Why Patients Need You

As a Senior Scientist, provides expert support for Drug Product Manufacturing Technologies (DPMT) and Operations. You will be a member of DPMT team supporting the development and launching of innovative drug products for fulfillment of patient needs.  

What You Will Achieve

Provides technical support to Drug Product Manufacturing Technologies (DPMT) with special focus on liquid and semisolid dosage forms. Develops and validates manufacturing processes for drug products, including new or revised dosage forms or presentations. Leading tech transfer, scale-up activities, and late-stage drug product operations. Conducts tests and measurements throughout the stages of production to determine control over applicable variables. Identifies and implements process and equipment efficiency, safety, quality and/or cost improvements. Supports Quality and Operations with investigation of deviations. Identifies and mitigates risks in development, validation, production, quality, and support operations that could negatively impact the safety, identity, strength, purity, and quality of the product. Performs root-cause analysis and identifies appropriate, effective corrective and preventive actions. Implements corrective and preventive actions in conjunction with other enabling groups (i.e. Engineering, Maintenance, Quality, Validation, EHS). Works comfortably and interchangeably on the manufacturing floor, in lab, and/or office environments

How You Will Achieve It

• Applies extensive technical and industry-specific expertise and has full knowledge of the requirements of other related disciplines (technical, regulatory, QO, project management, etc).

• Leads quality and technical discussions with R&D, regulatory, operations, engineering, and quality teams regarding resolution of compliance related situations.

• Through experience in developing the finished product, process procedures and packaging of liquids, lotions, semisolids, emulsions, suspensions.

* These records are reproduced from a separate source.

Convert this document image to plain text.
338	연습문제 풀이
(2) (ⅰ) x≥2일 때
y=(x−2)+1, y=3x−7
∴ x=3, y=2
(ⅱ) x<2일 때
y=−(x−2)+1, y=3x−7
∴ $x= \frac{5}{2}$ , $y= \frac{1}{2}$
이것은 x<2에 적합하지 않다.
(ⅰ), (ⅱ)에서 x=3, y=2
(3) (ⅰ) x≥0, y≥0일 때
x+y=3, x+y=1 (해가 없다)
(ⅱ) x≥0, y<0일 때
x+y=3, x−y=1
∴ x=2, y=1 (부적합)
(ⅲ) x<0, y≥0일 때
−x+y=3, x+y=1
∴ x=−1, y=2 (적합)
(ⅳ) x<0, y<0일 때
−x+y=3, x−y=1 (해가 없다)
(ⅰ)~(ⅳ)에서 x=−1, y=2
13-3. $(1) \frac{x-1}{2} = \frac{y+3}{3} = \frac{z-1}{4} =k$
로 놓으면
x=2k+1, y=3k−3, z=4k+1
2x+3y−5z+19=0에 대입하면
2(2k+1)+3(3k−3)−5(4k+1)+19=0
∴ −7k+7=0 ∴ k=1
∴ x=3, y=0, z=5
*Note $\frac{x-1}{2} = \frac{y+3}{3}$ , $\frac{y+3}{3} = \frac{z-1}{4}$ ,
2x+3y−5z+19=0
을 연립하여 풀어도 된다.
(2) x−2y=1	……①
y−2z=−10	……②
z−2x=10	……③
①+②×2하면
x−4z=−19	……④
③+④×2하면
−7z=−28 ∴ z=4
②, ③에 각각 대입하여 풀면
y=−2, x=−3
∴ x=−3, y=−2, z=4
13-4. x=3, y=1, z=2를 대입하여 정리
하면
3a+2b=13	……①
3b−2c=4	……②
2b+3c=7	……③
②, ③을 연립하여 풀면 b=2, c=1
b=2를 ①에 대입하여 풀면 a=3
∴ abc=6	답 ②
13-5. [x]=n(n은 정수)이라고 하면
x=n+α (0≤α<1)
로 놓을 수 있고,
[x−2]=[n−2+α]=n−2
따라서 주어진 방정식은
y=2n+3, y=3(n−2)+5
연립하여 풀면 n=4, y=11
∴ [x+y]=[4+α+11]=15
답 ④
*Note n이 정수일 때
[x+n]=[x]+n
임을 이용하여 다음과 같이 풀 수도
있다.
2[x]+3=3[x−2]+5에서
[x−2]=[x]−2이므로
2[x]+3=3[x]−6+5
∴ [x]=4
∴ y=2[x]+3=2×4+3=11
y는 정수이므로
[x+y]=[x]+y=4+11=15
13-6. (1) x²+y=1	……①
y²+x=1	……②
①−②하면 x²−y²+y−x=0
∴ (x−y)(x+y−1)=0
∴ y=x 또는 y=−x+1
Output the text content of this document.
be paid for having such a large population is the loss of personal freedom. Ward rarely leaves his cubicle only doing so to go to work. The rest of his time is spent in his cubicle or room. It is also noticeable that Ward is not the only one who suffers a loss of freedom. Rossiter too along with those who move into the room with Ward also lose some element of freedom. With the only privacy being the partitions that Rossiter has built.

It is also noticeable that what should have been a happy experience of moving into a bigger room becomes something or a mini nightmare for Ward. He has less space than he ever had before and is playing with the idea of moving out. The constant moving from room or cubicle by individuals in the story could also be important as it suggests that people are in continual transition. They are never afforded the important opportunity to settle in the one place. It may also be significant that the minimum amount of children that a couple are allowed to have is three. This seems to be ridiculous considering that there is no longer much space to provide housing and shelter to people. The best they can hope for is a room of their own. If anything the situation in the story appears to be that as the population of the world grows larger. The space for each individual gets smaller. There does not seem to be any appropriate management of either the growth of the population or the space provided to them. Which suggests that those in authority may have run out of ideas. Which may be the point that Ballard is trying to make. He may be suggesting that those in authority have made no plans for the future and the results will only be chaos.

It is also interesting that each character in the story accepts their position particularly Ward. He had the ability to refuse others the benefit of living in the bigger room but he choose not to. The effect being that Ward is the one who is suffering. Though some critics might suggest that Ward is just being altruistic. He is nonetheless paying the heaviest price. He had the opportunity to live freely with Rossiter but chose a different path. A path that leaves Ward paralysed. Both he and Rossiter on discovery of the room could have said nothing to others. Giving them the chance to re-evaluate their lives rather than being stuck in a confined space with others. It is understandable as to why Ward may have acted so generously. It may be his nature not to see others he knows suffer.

• Experience in CPP(s) and CQA(s) assignments for drug product manufacturing process.

• Demonstrated skills in leading, planning, and developing successful technology development and implementation. 

• Technical lead for product/process technology transfer from research, other sites, other areas with the site production

• Perform impact assessments for process deviations, material evaluations and provide justifications

• Perform root cause analysis and identify appropriate Corrective Actions and Preventive Actions

• Ability to gather, analyze, interpret, relate, and compare information from multiple sources and identify cause and effect relationships

• Implements new methods and processes to solve process related problems as assigned and identify and recommending their own work or projects.  Able to adapt and respond positively to situations and people to meet changing work unit priorities

• Design and execute Quality by Design (QbD) and Design of Experiment (DOE) principles in drug product and process development

• Support process validation of new products and tech transfer projects. Create and/or review batch records, recipes and BOM(s)

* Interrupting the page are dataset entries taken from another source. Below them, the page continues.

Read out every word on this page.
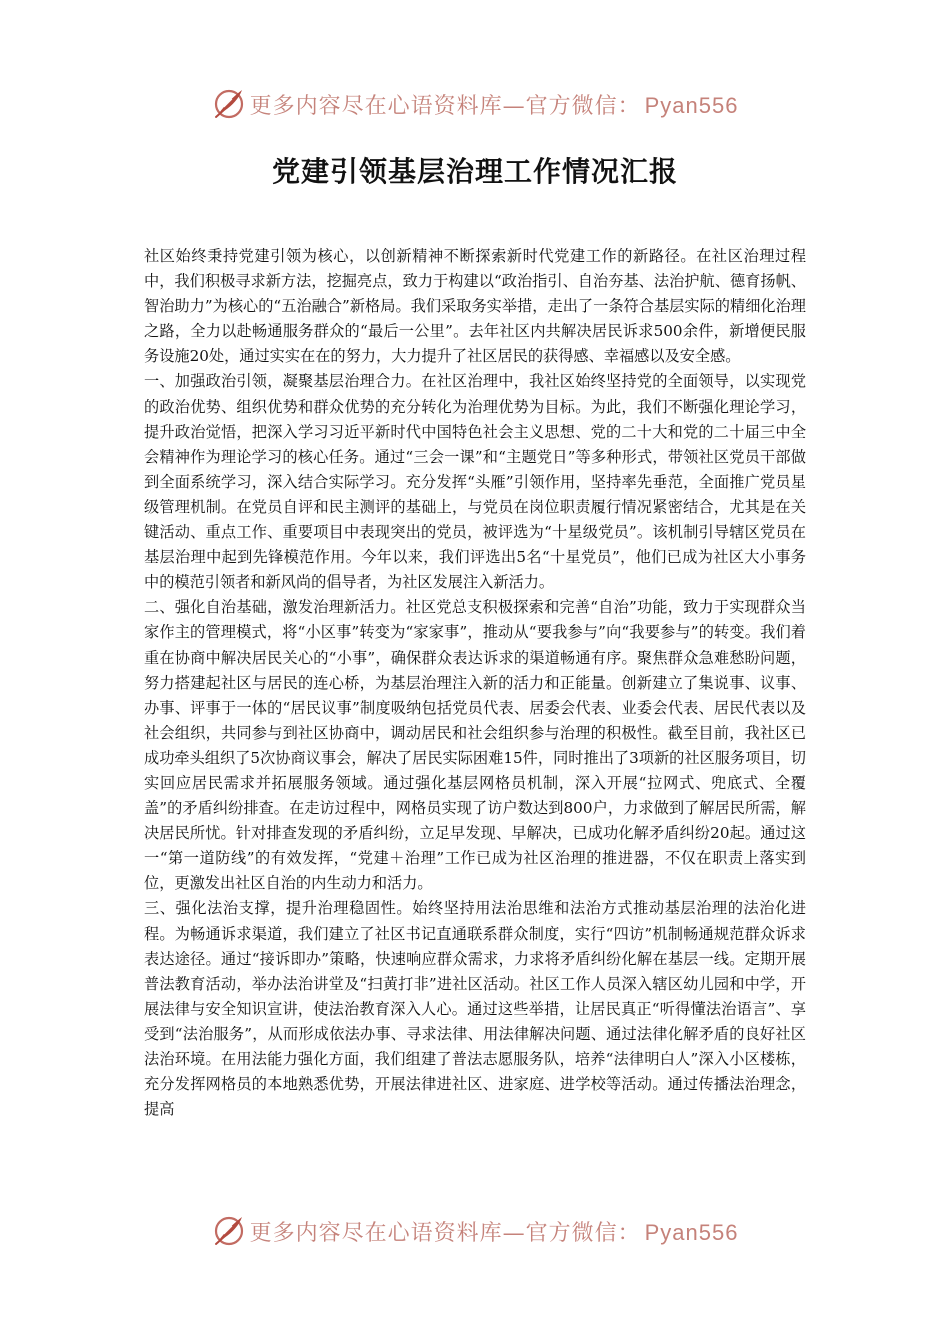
更多内容尽在心语资料库—官方微信： Pyan556
党建引领基层治理工作情况汇报

社区始终秉持党建引领为核心，以创新精神不断探索新时代党建工作的新路径。在社区治理过程中，我们积极寻求新方法，挖掘亮点，致力于构建以“政治指引、自治夯基、法治护航、德育扬帆、智治助力”为核心的“五治融合”新格局。我们采取务实举措，走出了一条符合基层实际的精细化治理之路，全力以赴畅通服务群众的“最后一公里”。去年社区内共解决居民诉求500余件，新增便民服务设施20处，通过实实在在的努力，大力提升了社区居民的获得感、幸福感以及安全感。

一、加强政治引领，凝聚基层治理合力。在社区治理中，我社区始终坚持党的全面领导，以实现党的政治优势、组织优势和群众优势的充分转化为治理优势为目标。为此，我们不断强化理论学习，提升政治觉悟，把深入学习习近平新时代中国特色社会主义思想、党的二十大和党的二十届三中全会精神作为理论学习的核心任务。通过“三会一课”和“主题党日”等多种形式，带领社区党员干部做到全面系统学习，深入结合实际学习。充分发挥“头雁”引领作用，坚持率先垂范，全面推广党员星级管理机制。在党员自评和民主测评的基础上，与党员在岗位职责履行情况紧密结合，尤其是在关键活动、重点工作、重要项目中表现突出的党员，被评选为“十星级党员”。该机制引导辖区党员在基层治理中起到先锋模范作用。今年以来，我们评选出5名“十星党员”，他们已成为社区大小事务中的模范引领者和新风尚的倡导者，为社区发展注入新活力。

二、强化自治基础，激发治理新活力。社区党总支积极探索和完善“自治”功能，致力于实现群众当家作主的管理模式，将“小区事”转变为“家家事”，推动从“要我参与”向“我要参与”的转变。我们着重在协商中解决居民关心的“小事”，确保群众表达诉求的渠道畅通有序。聚焦群众急难愁盼问题，努力搭建起社区与居民的连心桥，为基层治理注入新的活力和正能量。创新建立了集说事、议事、办事、评事于一体的“居民议事”制度吸纳包括党员代表、居委会代表、业委会代表、居民代表以及社会组织，共同参与到社区协商中，调动居民和社会组织参与治理的积极性。截至目前，我社区已成功牵头组织了5次协商议事会，解决了居民实际困难15件，同时推出了3项新的社区服务项目，切实回应居民需求并拓展服务领域。通过强化基层网格员机制，深入开展“拉网式、兜底式、全覆盖”的矛盾纠纷排查。在走访过程中，网格员实现了访户数达到800户，力求做到了解居民所需，解决居民所忧。针对排查发现的矛盾纠纷，立足早发现、早解决，已成功化解矛盾纠纷20起。通过这一“第一道防线”的有效发挥，“党建＋治理”工作已成为社区治理的推进器，不仅在职责上落实到位，更激发出社区自治的内生动力和活力。

三、强化法治支撑，提升治理稳固性。始终坚持用法治思维和法治方式推动基层治理的法治化进程。为畅通诉求渠道，我们建立了社区书记直通联系群众制度，实行“四访”机制畅通规范群众诉求表达途径。通过“接诉即办”策略，快速响应群众需求，力求将矛盾纠纷化解在基层一线。定期开展普法教育活动，举办法治讲堂及“扫黄打非”进社区活动。社区工作人员深入辖区幼儿园和中学，开展法律与安全知识宣讲，使法治教育深入人心。通过这些举措，让居民真正“听得懂法治语言”、享受到“法治服务”，从而形成依法办事、寻求法律、用法律解决问题、通过法律化解矛盾的良好社区法治环境。在用法能力强化方面，我们组建了普法志愿服务队，培养“法律明白人”深入小区楼栋，充分发挥网格员的本地熟悉优势，开展法律进社区、进家庭、进学校等活动。通过传播法治理念，提高

更多内容尽在心语资料库—官方微信： Pyan556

• Primary author for reports, technical memo(s), process performance qualifications protocols presentations, reports, and technical papers with minimal direction.

Qualifications

Must-Have

• Applicant must have HS Diploma with eight years of relevant experience;

• OR an Associate's degree with six years of experience;

• OR a Bachelor’s degree with at least three years of experience;

• OR a Master’s degree with more than one year of experience.  

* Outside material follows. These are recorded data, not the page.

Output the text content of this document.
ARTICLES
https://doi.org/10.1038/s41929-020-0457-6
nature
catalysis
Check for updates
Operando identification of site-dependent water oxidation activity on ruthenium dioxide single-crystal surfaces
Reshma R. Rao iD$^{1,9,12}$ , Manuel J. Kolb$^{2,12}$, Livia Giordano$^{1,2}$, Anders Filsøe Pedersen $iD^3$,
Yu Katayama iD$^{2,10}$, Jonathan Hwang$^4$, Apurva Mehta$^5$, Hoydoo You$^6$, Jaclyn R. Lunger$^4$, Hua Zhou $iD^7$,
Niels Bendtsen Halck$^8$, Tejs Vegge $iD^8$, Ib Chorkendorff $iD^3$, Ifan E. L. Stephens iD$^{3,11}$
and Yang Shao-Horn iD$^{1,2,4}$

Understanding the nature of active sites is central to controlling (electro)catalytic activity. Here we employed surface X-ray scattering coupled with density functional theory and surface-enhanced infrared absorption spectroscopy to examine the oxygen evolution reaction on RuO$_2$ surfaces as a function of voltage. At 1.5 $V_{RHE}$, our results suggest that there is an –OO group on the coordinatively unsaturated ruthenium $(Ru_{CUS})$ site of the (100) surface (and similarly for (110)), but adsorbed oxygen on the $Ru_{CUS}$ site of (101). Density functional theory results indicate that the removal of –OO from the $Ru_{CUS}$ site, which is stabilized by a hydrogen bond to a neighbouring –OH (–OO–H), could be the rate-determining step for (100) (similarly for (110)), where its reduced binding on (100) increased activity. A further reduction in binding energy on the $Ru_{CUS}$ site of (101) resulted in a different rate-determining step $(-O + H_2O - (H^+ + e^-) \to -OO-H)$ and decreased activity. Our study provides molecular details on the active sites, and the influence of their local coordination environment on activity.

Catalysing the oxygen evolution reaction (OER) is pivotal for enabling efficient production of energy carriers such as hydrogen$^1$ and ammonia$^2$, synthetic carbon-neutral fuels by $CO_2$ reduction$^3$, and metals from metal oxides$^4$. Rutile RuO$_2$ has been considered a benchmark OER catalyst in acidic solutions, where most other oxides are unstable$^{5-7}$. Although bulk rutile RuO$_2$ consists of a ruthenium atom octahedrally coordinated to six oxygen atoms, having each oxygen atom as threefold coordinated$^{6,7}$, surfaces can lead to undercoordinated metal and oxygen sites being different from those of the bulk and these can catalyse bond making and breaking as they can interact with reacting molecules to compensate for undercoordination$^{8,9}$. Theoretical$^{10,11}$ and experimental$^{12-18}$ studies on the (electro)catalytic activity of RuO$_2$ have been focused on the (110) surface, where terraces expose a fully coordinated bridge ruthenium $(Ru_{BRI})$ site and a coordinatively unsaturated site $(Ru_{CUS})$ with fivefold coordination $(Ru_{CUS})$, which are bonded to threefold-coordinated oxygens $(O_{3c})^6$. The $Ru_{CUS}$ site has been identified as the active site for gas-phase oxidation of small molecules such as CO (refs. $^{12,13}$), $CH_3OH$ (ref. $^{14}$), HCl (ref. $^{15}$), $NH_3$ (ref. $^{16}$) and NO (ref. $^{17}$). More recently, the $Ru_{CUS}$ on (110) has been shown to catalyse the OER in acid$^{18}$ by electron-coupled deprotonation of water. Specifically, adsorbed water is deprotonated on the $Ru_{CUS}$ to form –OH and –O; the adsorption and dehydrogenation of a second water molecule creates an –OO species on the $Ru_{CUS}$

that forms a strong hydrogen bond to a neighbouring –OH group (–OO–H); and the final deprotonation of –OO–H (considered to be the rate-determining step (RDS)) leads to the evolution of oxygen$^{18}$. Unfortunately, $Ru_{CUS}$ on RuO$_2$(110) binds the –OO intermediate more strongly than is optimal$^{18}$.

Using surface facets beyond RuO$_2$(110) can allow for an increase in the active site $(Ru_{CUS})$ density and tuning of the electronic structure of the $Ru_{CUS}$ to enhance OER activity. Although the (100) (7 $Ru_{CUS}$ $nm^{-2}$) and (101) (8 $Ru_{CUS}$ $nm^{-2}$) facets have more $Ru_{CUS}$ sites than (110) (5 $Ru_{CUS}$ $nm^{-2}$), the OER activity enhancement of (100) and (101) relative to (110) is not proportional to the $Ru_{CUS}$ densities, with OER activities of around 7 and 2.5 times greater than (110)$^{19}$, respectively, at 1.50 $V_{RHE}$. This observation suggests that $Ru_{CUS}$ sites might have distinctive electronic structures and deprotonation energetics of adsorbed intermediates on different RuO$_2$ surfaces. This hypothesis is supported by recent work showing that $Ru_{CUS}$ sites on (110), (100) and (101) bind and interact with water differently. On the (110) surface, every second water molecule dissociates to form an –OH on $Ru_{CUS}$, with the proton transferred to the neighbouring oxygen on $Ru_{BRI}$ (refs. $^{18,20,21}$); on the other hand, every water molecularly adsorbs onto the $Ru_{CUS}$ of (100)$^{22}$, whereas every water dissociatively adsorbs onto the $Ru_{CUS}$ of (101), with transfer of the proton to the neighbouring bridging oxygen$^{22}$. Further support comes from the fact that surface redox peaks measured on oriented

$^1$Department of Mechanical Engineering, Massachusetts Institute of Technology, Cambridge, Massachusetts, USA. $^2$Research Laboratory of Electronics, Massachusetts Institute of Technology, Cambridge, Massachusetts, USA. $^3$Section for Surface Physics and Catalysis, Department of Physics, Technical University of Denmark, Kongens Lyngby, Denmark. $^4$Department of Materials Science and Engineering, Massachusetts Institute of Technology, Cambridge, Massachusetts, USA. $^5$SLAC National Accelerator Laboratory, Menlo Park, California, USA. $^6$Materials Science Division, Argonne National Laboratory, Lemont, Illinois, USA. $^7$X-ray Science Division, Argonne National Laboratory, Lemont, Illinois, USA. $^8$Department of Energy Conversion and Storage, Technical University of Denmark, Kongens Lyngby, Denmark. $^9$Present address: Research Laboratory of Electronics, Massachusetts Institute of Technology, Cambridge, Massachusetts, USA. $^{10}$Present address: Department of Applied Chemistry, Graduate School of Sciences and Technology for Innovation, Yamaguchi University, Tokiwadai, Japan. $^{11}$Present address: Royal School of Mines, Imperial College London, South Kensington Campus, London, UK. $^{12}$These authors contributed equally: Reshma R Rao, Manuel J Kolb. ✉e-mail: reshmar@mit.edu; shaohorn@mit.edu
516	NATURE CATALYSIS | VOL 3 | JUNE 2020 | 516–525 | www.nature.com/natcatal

• Strong aptitude for learning process technology and equipment.

• Excellent written and oral communication skills.

• Demonstrated ability to interact effectively with all levels of the organization including diverse educational and cultural backgrounds.

• Flexibility and ability to embrace and lead chance.

• Ability to work in a high-paced team environment.

Nice-to-Have

• Experience in a cGMP environment including specific knowledge of and experience with drug product processing and equipment is desired.

• Good understanding of QbD approach and DOE designs

• Experience in regulatory dossier submissions and response to queries

• Through knowledge on validation practices and experience in manufacturing process verifications

• UpToDate with new technologies and applying these techniques and methods where appropriate

Physical/Mental Requirements

• Frequent time in manufacturing, lab, and office environments.

• Must be able to perform gowning requirements for entry in the manufacturing areas.

• Requires lifting, sitting, standing, walking, stair climbing and roof access.

• WORK ENVIRONMENT

• Office environment, with frequent time in the lab/manufacturing areas.

• Possible exposure to high noise environments, solvents, and pharmaceutical ingredients.

• Use of hearing and eye protection is required.

• Must be available to support 24/7 – 365 operation.

Non Standard Work Schedule, Travel, or Environment Requirements

The focus of the work is at the Kalamazoo, MI site, however 0-20% travel may be required for network support.

Work Location Assignment: On Premise

Other Job Details

• Eligible for Relocation Package: YES

Relocation assistance may be available based on business needs and/or eligibility.